Women in ConstructionJump to comments (0)
Women in construction
By Sophie Beard, Account Executive, MRA Marketing
The construction industry has come a long way over the years in reflecting diversity. However, there is still a long way to go – particularly in encouraging women to work in the sector.
Women play an important part in construction, but the industry needs to do more to make construction an attractive and exciting place for women to work. A good place to start is by listening to women to find out what they value. A recent survey on ‘Women in Construction’ organised by CIPR Construction and Property Special Interest Group – which I took part in - clearly identified key emerging challenges, which need to be addressed.
What is clear from the survey is that these challenges can be overcome, particularly as an overwhelming majority of respondents to the survey (77%) felt proud to work within construction. It’s a sentiment that is becoming more and more evident. Take the recent ‘Women in Merchanting’ Round Table Debate for example. Organised by Builders’ Merchants News and hosted by the Builders Merchants Federation, 13 leading women in the industry discussed how the industry can attract and retain more female employees. The women applauded some great aspects of the industry and discussed how to work together to push the industry along a more diverse path. However, a recurring theme within the CIPR survey and the Round Table is that our industry doesn’t ‘shout’ loud enough about the great things it is doing and the exciting opportunities it offers.

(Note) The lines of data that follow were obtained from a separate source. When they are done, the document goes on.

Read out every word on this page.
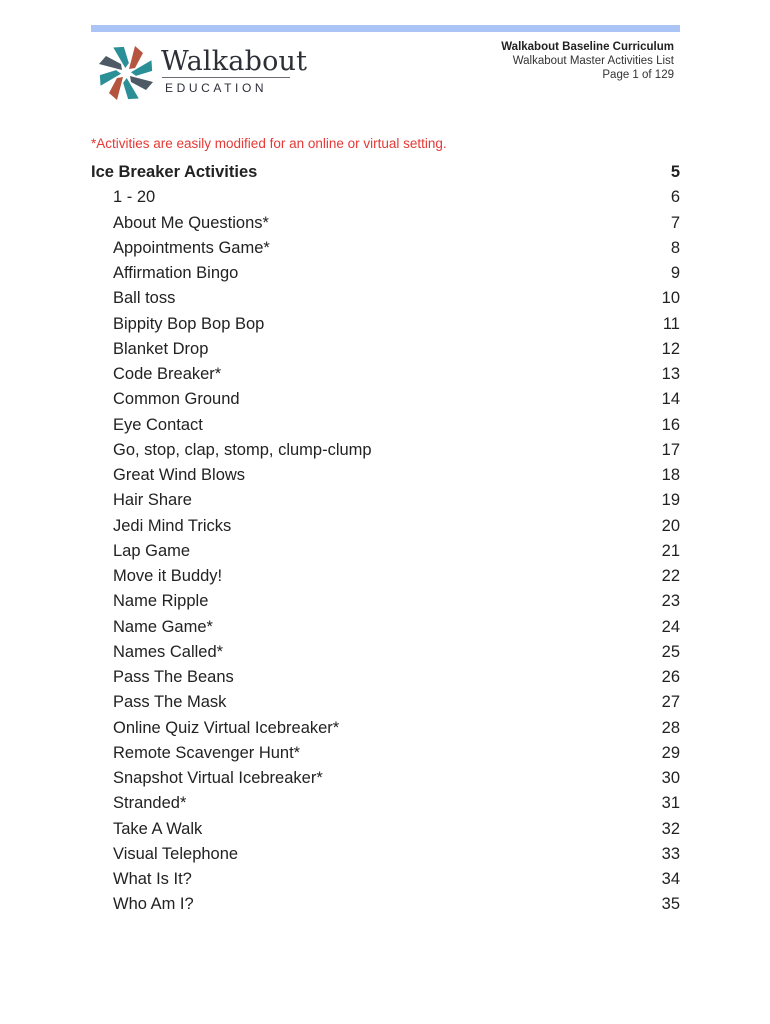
Walkabout
EDUCATION
Walkabout Baseline Curriculum
Walkabout Master Activities List
Page 1 of 129
*Activities are easily modified for an online or virtual setting.
Ice Breaker Activities	5
1 - 20	6
About Me Questions*	7
Appointments Game*	8
Affirmation Bingo	9
Ball toss	10
Bippity Bop Bop Bop	11
Blanket Drop	12
Code Breaker*	13
Common Ground	14
Eye Contact	16
Go, stop, clap, stomp, clump-clump	17
Great Wind Blows	18
Hair Share	19
Jedi Mind Tricks	20
Lap Game	21
Move it Buddy!	22
Name Ripple	23
Name Game*	24
Names Called*	25
Pass The Beans	26
Pass The Mask	27
Online Quiz Virtual Icebreaker*	28
Remote Scavenger Hunt*	29
Snapshot Virtual Icebreaker*	30
Stranded*	31
Take A Walk	32
Visual Telephone	33
What Is It?	34
Who Am I?	35
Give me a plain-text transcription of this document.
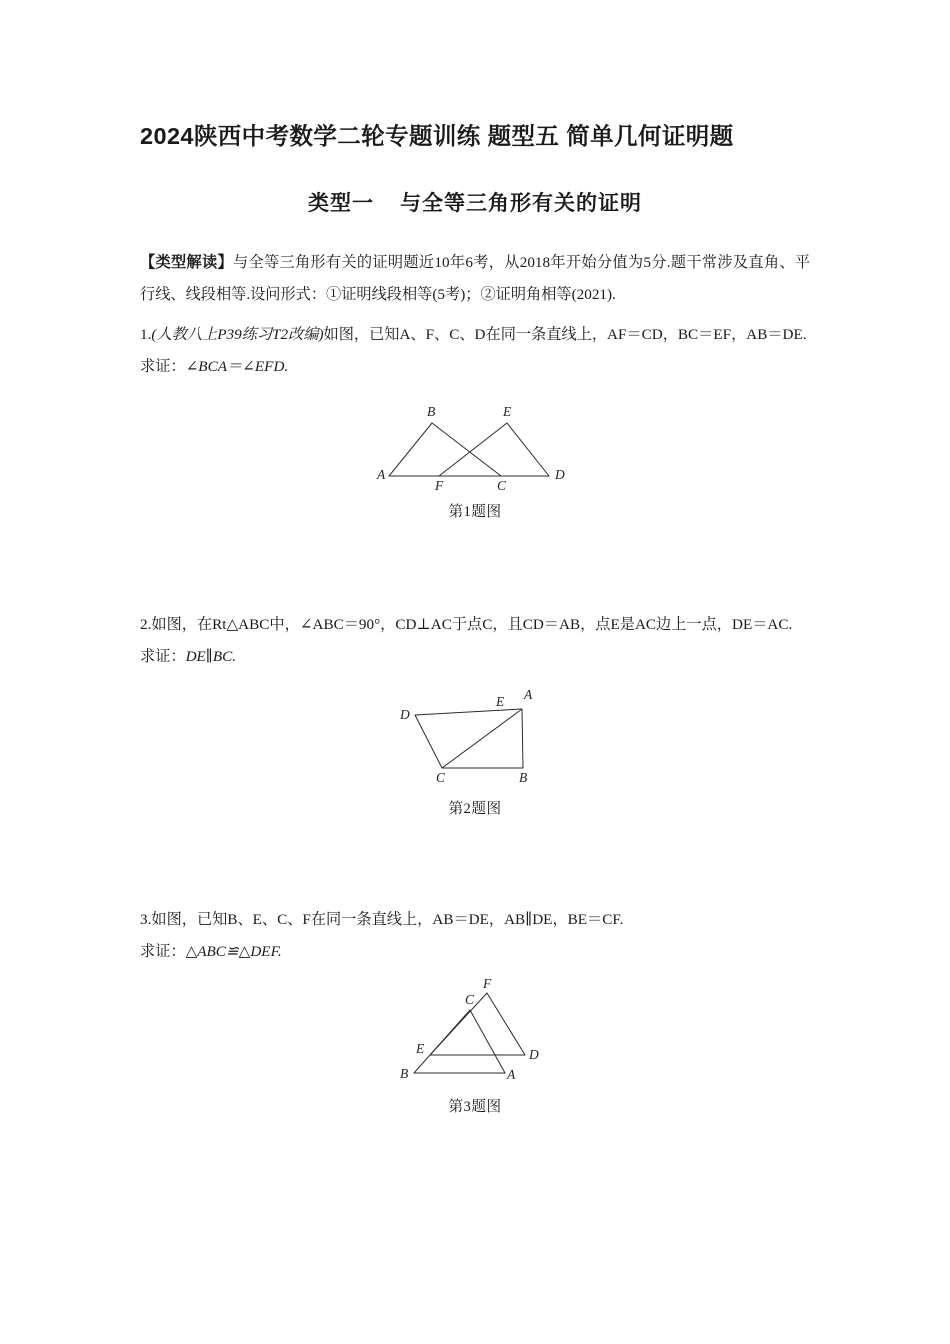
2024陕西中考数学二轮专题训练 题型五 简单几何证明题
类型一 与全等三角形有关的证明

【类型解读】与全等三角形有关的证明题近10年6考，从2018年开始分值为5分.题干常涉及直角、平行线、线段相等.设问形式：①证明线段相等(5考)；②证明角相等(2021).

1.(人教八上P39练习T2改编)如图，已知A、F、C、D在同一条直线上，AF＝CD，BC＝EF，AB＝DE.

求证：∠BCA＝∠EFD.

A
B
C
D
E
F
第1题图

2.如图，在Rt△ABC中，∠ABC＝90°，CD⊥AC于点C，且CD＝AB，点E是AC边上一点，DE＝AC.

求证：DE∥BC.

D
E A
C	B
第2题图

3.如图，已知B、E、C、F在同一条直线上，AB＝DE，AB∥DE，BE＝CF.

求证：△ABC≌△DEF.

B	A
C
E	D
F
第3题图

Flexible working is another key area that needs to be addressed in order to attract more women in construction. Only 29% of respondents agreed flexible hours is a real option in the sector. To support women, the industry needs to promote and encourage flexible working to allow a balance of home and work life. People, not just women, value flexibility and understanding, so to get the best out of our employees the industry needs to move with the times and take the new working life on board. The next generation of workers will simply expect flexible working and any roles not offering this will be at a disadvantage.
With existing low numbers of women in construction there are few accessible mentors for women coming into the sector. Ongoing support to women reflects a challenge in the survey results, as 80% of respondents said they lacked mentors and sponsors. To guide and help women through construction we need to share our knowledge and experience of the industry with one another. This could be through a networking group, which 63% of the women taking part in this survey felt is absent from their organisation.
Construction is becoming more diverse, but this survey shows there is still a long way to go. This will only be achieved by listening to women to understand what they want, as well as looking outside of the construction industry to see what works well in other sectors, and incorporate this in construction.